A comparison of LT1002 and LT1009 efficacy on reducing experimental CNV lesion volume in mouse eyes injured by laser rupture of Bruch’s membrane. All animals received intravitreal injection of either non-specific antibody (NSA), injection of 0.5 μg per eye of LT1002 or LT1009 at the time of injury and weekly thereafter for the duration of the experiment.
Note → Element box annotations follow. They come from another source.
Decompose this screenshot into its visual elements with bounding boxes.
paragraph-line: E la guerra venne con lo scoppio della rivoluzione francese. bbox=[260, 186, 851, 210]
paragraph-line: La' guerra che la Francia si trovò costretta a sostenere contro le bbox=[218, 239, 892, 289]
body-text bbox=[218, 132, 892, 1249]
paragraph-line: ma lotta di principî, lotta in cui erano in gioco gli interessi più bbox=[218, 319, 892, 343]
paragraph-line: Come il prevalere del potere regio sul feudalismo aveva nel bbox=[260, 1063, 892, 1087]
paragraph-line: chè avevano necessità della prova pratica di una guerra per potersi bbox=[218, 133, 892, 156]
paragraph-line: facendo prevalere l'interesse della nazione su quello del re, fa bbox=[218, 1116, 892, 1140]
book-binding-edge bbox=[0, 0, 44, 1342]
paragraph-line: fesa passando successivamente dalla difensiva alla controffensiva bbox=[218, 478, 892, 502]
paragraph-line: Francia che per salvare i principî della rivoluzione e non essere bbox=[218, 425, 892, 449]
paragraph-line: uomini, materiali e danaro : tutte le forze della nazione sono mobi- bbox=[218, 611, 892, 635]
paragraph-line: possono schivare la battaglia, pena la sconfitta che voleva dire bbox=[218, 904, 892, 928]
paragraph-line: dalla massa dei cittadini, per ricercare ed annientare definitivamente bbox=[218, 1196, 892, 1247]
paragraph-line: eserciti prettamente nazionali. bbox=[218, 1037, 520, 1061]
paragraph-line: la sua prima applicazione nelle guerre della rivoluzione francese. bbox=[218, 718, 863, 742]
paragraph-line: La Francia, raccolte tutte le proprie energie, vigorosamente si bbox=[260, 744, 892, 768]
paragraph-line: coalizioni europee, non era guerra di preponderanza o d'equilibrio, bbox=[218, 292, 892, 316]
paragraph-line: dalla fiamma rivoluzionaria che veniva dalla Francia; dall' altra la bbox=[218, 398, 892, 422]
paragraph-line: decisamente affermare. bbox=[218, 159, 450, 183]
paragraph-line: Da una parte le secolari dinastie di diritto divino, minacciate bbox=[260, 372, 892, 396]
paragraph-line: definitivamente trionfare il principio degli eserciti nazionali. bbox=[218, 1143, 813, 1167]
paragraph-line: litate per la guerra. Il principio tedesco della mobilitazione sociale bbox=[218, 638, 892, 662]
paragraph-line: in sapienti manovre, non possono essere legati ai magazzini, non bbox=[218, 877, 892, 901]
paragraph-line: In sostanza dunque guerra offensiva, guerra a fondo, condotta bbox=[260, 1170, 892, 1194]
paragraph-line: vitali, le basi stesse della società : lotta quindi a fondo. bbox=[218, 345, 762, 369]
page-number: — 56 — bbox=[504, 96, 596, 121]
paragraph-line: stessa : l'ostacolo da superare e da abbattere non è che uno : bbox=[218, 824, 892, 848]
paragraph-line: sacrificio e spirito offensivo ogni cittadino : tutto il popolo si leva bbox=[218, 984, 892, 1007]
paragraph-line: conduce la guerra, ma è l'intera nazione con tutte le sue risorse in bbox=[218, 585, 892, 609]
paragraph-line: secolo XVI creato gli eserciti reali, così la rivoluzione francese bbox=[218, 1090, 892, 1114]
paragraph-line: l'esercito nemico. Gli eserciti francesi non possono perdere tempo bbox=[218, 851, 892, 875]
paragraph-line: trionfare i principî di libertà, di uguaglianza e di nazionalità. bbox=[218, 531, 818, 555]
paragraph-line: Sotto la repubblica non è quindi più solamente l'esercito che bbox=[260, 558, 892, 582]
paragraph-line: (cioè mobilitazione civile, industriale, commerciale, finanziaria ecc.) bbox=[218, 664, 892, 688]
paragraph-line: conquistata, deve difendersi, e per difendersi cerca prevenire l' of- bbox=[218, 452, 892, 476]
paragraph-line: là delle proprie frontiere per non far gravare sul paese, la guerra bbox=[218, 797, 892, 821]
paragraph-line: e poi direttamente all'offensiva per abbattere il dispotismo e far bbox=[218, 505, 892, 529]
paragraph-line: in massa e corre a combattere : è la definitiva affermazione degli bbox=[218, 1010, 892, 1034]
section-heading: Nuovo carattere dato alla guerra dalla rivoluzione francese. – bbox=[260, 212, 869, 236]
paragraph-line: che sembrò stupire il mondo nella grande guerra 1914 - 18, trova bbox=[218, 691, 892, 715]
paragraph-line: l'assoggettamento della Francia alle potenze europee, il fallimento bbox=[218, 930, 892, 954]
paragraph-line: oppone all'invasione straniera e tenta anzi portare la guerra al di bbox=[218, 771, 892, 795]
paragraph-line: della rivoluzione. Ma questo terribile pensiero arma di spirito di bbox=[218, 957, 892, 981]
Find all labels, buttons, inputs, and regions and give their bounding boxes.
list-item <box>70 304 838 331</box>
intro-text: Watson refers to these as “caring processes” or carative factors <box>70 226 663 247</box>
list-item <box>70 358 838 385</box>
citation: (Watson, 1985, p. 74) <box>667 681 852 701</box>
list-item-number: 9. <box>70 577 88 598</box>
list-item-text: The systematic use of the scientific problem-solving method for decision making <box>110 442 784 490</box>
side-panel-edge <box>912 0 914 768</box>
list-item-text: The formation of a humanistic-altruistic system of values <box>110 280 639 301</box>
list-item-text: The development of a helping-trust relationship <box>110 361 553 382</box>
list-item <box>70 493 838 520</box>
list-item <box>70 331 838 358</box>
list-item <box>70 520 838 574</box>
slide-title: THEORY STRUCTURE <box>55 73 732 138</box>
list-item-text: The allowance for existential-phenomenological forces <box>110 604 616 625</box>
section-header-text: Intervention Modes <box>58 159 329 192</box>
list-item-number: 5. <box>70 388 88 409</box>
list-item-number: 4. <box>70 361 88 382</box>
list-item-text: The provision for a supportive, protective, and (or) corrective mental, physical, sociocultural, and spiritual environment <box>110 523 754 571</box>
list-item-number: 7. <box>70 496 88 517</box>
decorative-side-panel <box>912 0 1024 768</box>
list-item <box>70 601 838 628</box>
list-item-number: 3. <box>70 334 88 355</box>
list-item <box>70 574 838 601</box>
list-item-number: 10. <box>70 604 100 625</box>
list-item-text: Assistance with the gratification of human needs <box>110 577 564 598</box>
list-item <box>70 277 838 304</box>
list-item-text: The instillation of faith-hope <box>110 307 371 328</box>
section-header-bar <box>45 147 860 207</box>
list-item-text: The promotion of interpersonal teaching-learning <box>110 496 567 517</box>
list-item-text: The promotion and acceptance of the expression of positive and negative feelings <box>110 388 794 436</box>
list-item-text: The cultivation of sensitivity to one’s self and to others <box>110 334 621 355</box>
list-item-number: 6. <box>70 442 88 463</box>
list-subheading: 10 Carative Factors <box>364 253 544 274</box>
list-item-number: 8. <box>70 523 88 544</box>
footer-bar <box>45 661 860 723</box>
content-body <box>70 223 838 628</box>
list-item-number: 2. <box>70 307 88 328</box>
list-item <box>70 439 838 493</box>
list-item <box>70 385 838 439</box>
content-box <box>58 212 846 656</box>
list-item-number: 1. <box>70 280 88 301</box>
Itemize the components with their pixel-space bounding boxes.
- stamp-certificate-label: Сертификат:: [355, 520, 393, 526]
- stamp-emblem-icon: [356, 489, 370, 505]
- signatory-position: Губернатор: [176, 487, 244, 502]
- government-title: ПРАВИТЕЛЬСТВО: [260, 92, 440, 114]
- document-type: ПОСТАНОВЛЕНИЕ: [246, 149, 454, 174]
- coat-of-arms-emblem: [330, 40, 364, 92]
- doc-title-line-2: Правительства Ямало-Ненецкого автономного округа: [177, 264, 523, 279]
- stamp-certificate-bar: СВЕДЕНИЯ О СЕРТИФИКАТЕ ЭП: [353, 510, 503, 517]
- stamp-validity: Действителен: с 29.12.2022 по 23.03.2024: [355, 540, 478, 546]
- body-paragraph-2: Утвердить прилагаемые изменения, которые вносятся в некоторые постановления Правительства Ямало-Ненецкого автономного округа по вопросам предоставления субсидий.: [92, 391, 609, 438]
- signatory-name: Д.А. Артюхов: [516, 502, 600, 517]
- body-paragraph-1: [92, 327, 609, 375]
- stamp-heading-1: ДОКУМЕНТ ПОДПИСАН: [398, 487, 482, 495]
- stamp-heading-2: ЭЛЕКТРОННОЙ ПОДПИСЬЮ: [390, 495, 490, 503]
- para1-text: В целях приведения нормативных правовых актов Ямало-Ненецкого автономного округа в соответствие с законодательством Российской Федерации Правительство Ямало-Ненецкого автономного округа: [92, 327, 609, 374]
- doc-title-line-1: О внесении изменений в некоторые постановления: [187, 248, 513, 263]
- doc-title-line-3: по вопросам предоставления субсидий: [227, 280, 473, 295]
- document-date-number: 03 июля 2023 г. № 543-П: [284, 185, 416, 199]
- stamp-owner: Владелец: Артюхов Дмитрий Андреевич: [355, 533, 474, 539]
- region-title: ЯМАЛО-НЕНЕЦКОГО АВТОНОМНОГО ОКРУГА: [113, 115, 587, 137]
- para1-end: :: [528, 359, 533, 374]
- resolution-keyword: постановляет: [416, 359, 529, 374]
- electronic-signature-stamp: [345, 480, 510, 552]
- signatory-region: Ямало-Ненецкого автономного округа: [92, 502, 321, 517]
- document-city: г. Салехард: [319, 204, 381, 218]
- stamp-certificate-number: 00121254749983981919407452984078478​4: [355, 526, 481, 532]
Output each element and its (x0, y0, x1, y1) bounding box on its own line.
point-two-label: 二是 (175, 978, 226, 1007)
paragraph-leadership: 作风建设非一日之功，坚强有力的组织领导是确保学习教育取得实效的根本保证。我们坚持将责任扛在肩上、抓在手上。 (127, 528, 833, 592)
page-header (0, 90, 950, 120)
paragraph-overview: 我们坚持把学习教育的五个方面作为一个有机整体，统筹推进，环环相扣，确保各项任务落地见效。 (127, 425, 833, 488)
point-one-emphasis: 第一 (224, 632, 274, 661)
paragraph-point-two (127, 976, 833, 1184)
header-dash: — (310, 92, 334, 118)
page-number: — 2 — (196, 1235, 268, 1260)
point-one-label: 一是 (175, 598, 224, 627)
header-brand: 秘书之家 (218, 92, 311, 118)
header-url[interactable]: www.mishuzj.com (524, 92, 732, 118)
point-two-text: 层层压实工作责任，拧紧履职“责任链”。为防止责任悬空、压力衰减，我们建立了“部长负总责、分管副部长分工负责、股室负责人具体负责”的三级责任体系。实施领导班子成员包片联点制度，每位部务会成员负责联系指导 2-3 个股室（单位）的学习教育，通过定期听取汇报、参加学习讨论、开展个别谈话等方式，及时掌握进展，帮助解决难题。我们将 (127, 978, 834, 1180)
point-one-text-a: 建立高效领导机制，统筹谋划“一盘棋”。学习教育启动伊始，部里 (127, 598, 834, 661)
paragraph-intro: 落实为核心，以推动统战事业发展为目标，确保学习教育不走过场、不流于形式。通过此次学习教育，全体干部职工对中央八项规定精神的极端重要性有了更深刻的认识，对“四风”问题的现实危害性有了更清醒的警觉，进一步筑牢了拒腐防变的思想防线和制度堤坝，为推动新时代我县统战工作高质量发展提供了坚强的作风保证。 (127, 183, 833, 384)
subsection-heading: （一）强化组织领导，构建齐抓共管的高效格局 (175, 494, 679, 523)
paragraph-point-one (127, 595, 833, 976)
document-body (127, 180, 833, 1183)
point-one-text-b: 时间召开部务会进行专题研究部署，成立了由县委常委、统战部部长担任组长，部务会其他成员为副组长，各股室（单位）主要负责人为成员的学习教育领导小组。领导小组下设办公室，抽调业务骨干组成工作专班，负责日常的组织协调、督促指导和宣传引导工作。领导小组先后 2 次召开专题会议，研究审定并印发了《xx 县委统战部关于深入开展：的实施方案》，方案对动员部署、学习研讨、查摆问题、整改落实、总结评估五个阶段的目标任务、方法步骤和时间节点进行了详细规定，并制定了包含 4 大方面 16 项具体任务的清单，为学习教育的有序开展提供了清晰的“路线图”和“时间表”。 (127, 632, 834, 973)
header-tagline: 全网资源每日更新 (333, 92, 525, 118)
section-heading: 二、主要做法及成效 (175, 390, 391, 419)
At this time point (28 days post injury) weekly injections of LT1009 were three-fold more effective than weekly injections of LT1002. n = 15 for non-specific antibody, n = 16 for LT1002, and n = 14 for LT1009. * Denotes p < 0.05 compared to non-specific antibody. ** Denotes p < 0.05 compared to LT1002.

Fig. 7

Use of LT1002 resulted in a reduction of scarring in the CNV wound bed. Cross sections stained with Masson’s Trichrome. Lesions are shown within the white box. Histological images show collagen deposition (blue staining) within and posterior to the vascular lesion after laser injury in eyes treated with 0.5 μg per eye of non-specific antibody on day 7 (A), and compared to LT1002-treated (0.5 μg) eyes on days 7 (B), 14 (C) and 28 (D). (E) A naive (untreated control) eye for comparison. OS, outer segments; ONL, outer nuclear layer; INL, inner nuclear layer; ILM, internal limiting membrane; sc, sclera; ch, choroid; he, hemorrhage; *Representative locations where collagen deposition was measured. (F) A summary plot of the collagen deposition measurements in all eyes examined (n = 3 eyes per treatment condition at each time point). * Denotes p < 0.05 versus treatment with nonspecific antibody.